A prime example of this is the father of communism himself, Karl Marx. Marx was ethnically Jewish, but paradoxically anti-Semitic. In 1856 he wrote an article for the New York Tribune in which he stated:
“We know that behind every tyrant stands a Jew, as a Jesuit stands behind every Pope. As the army of the Jesuits kills every free thought, so the desire of the oppressed would have chances of success, the usefulness of wars incited by capitalists would cease, if it were not for the Jews who steal the treasures of mankind. It is no wonder that 1856 years ago Jesus chased the usurers from the Jerusalem temple. They were like the contemporary usurers who stand behind tyrants and tyrannies. The majority of them are Jewish. The fact that the Jews have become so strong as to endanger the life of the world causes us to disclose their organization, their purpose, that its stench might awaken the workers of the world to fight and eliminate such a canker.”

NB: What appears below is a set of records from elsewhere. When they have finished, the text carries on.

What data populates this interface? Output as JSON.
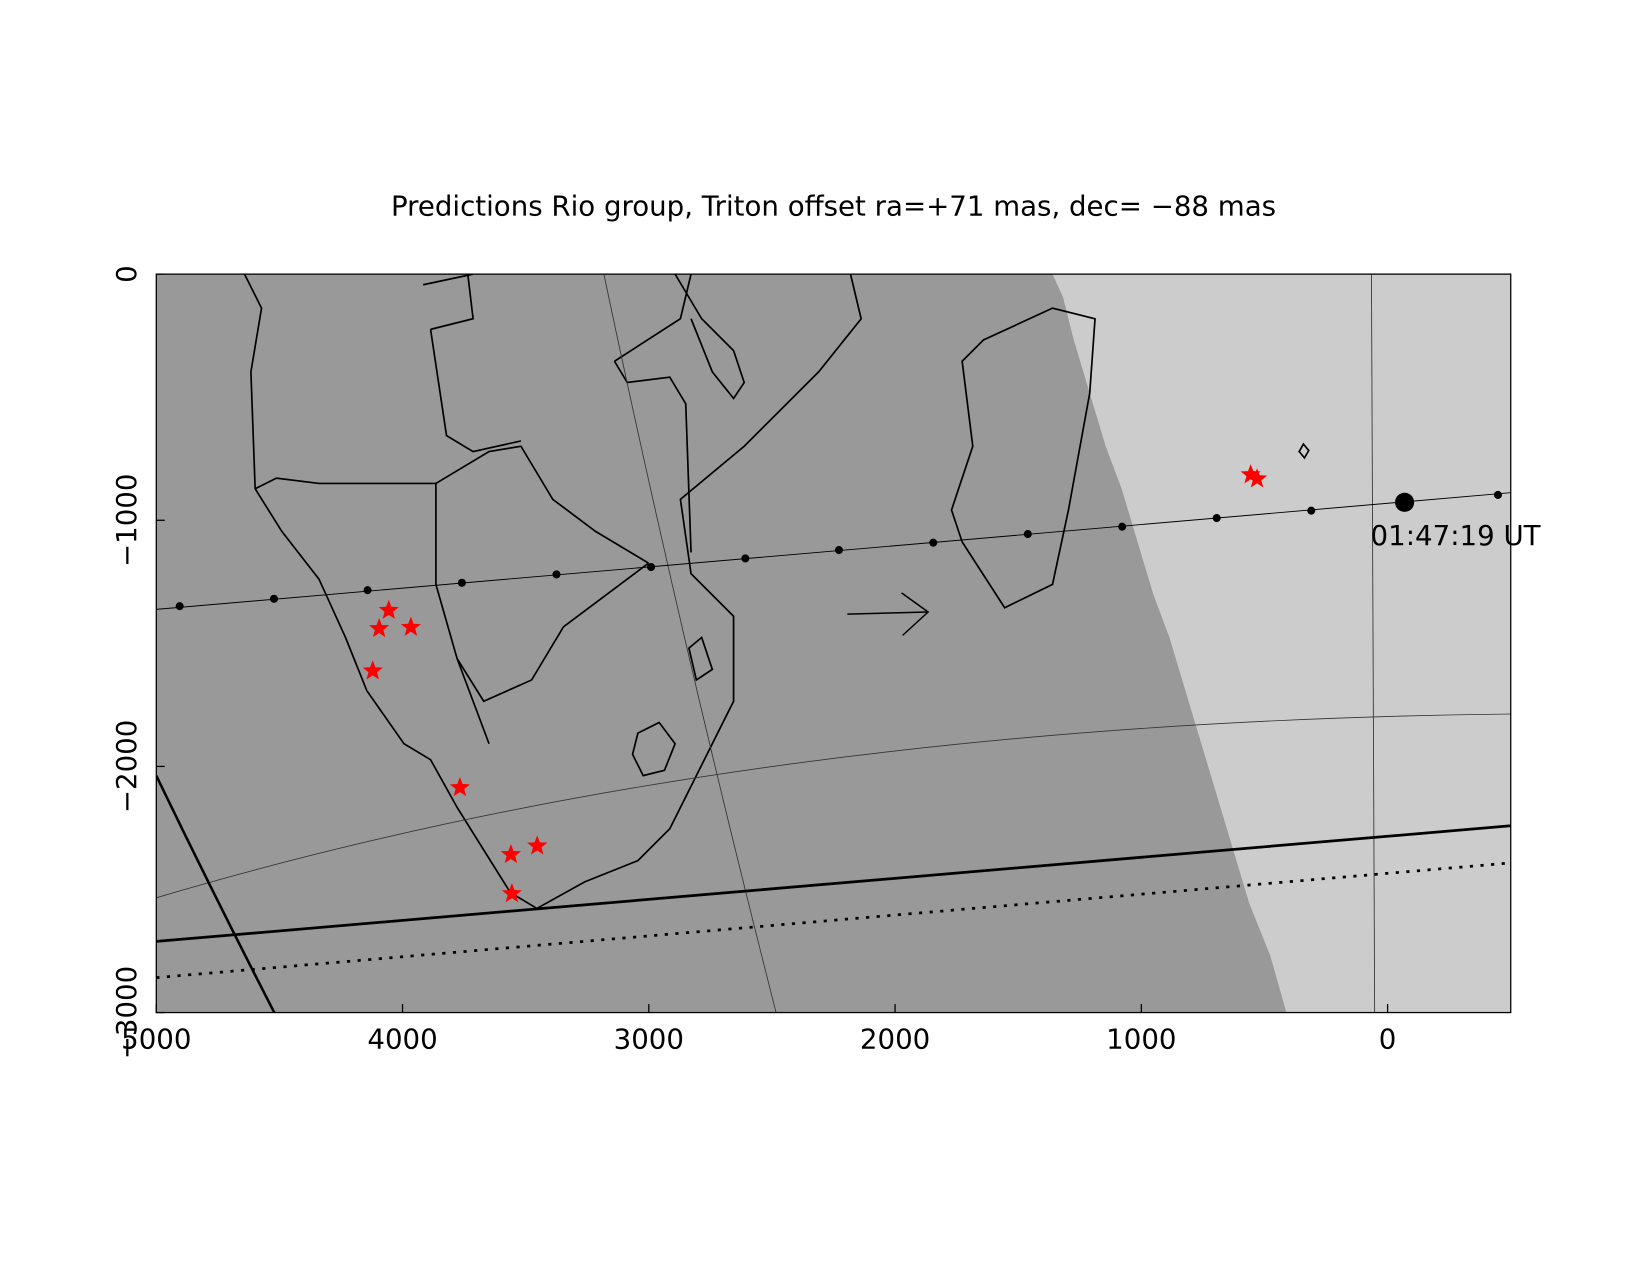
{
  "chart_data": {
    "type": "scatter",
    "title": "Predictions Rio group, Triton offset ra=+71 mas, dec= −88 mas",
    "xlim": [
      5000,
      -500
    ],
    "ylim": [
      -3000,
      0
    ],
    "xticks": [
      5000,
      4000,
      3000,
      2000,
      1000,
      0
    ],
    "yticks": [
      0,
      {
        "value": -1000,
        "label": "−1000"
      },
      {
        "value": -2000,
        "label": "−2000"
      },
      {
        "value": -3000,
        "label": "−3000"
      }
    ],
    "series": [
      {
        "style": "line",
        "color": "#000000",
        "x": [
          5000,
          -500
        ],
        "y": [
          -1362,
          -888
        ]
      },
      {
        "style": "thick-line",
        "color": "#000000",
        "x": [
          5000,
          -500
        ],
        "y": [
          -2711,
          -2241
        ]
      },
      {
        "style": "dotted-line",
        "color": "#000000",
        "x": [
          5000,
          -500
        ],
        "y": [
          -2858,
          -2392
        ]
      },
      {
        "style": "dots",
        "color": "#000000",
        "x": [
          4905,
          4522,
          4142,
          3759,
          3375,
          2991,
          2608,
          2228,
          1845,
          1461,
          1078,
          694,
          310,
          -448
        ],
        "y": [
          -1349,
          -1319,
          -1284,
          -1254,
          -1220,
          -1190,
          -1155,
          -1121,
          -1091,
          -1056,
          -1026,
          -991,
          -961,
          -897
        ]
      },
      {
        "style": "big-dot",
        "color": "#000000",
        "x": [
          -69
        ],
        "y": [
          -927
        ],
        "label": "01:47:19 UT"
      },
      {
        "style": "stars",
        "color": "#ff0000",
        "x": [
          4056,
          4095,
          3966,
          4121,
          3767,
          3560,
          3453,
          3556,
          556,
          530
        ],
        "y": [
          -1366,
          -1440,
          -1435,
          -1612,
          -2086,
          -2358,
          -2323,
          -2517,
          -815,
          -832
        ]
      }
    ]
  }
}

Anti-Semitism was a common feature of communism and many Jews themselves became victims of communism. There were anti-Semitic purges within most communist parties in the hopes of achieving “national purification.” Many prominent Jews who were a part of the early Bolshevik governments, including Béla Kun, Leon Trotsky, Karl Radek, among others, were either removed from power or murdered.
Stalin himself killed almost all of them and his anti-Semitism almost led to a Russian holocaust. In 1948, Stalin organized an anti-Semitic campaign based on a conspiracy called the “doctors’ plot.” Jewish doctors in Moscow were accused of conspiring to murder Soviet leaders. Jews were subsequently dismissed from their jobs and arrested. It is believed the case was intended to trigger mass repressions and deportations of Jews across the Soviet Union. However, when Stalin suddenly died the case was dropped and later declared to have been fabricated.
While Marx is considered the father of communism, his ideas weren’t developed in a vacuum. Marx was influenced by individuals such as Immanuel Kant, Jean-Jacques Rousseau, Adam Smith, and Georg Wilhelm Friedrich Hegel among others. The seeds of Communism were essentially born out of European enlightenment thinkers, many of whom were not Jewish. On a side note, some of the greatest intellectual arguments against Marxism came from Jews like Ayn Rand, Milton Friedman, and Arthur Koestler.
Then there’s Friedrich Engels. If Marx was the father of communism, then Engels could be considered its uncle. Engels worked hand-in-hand with Marx to help develop his ideas and was instrumental in getting two of Marx’s final manuscripts of Das Kapital published after his death.
Engels was not Jewish, and neither were many prominent communists that succeeded him, including Mao Zedong, Pol Pot, Ho Chi Minh, the Kim family of North Korea, Che Guevara, and Fidel Castro among many others.
In summary, the origins of communism can be traced to the non-Jewish philosophers of the Age of Enlightenment. It’s true, however, that many prominent Jews were involved with communism, largely due to the complex social factors of the time. We can certainly judge those Jews by their actions while not eternally condemning all Jews, many of whom had no connection with communism. It also does not make non-Jewish communists any less culpable for their part.